Abstract

Effects of hydration fluid and long-term field exposure on moisture-suction relationships for three types of needlepunched geosynthetic clay liners (GCLs) containing granular sodium bentonite were investigated using the pressure plate, filter paper, and relative humidity methods over a wide range of suction (0–400,000 kPa). Tests were conducted on virgin GCLs hydrated with deionized (DI) water, tap water, and a 0.07 M CaCl2 solution as well as a GCL exhumed from a landfill cover test plot 9 years after installation. Hysteresis in the moisture-suction relationship decreased progressively for GCLs hydrated with DI water (maximum hysteresis) to tap water to the CaCl2 solution to the field exhumed conditions (minimum hysteresis), with the drying and wetting paths of the moisture-suction relationship converging for the tests with CaCl2 solution and the exhumed GCL. The liquid limit, plasticity index, swell index, bulk void ratio, and water content at zero suction decreased as the hydration condition varied from DI and tap water to the CaCl2 solution and the field exhumed specimen.

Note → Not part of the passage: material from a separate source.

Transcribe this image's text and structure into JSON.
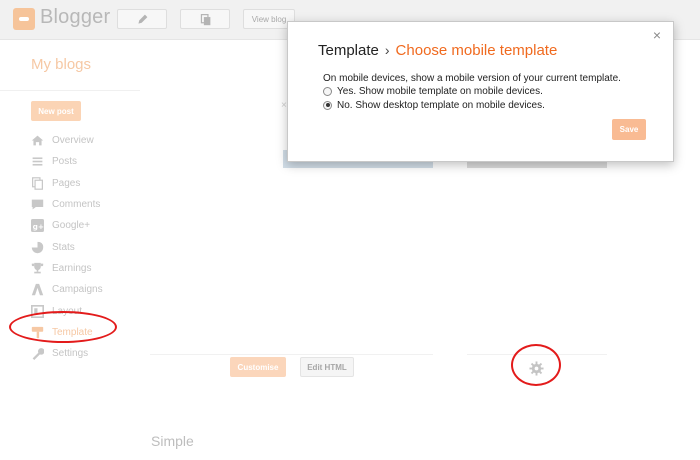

Both crystalline and osmotic swelling occurred in the GCLs hydrated with DI and tap water, whereas only crystalline swelling occurred in the GCLs hydrated with CaCl2 and in the field-exposed GCL. The field-exhumed GCL exhibited nearly complete cation exchange. Mole fractions of Na+ bound to the bentonite decreased from 61% in DI water to less than 1% for the exhumed GCL.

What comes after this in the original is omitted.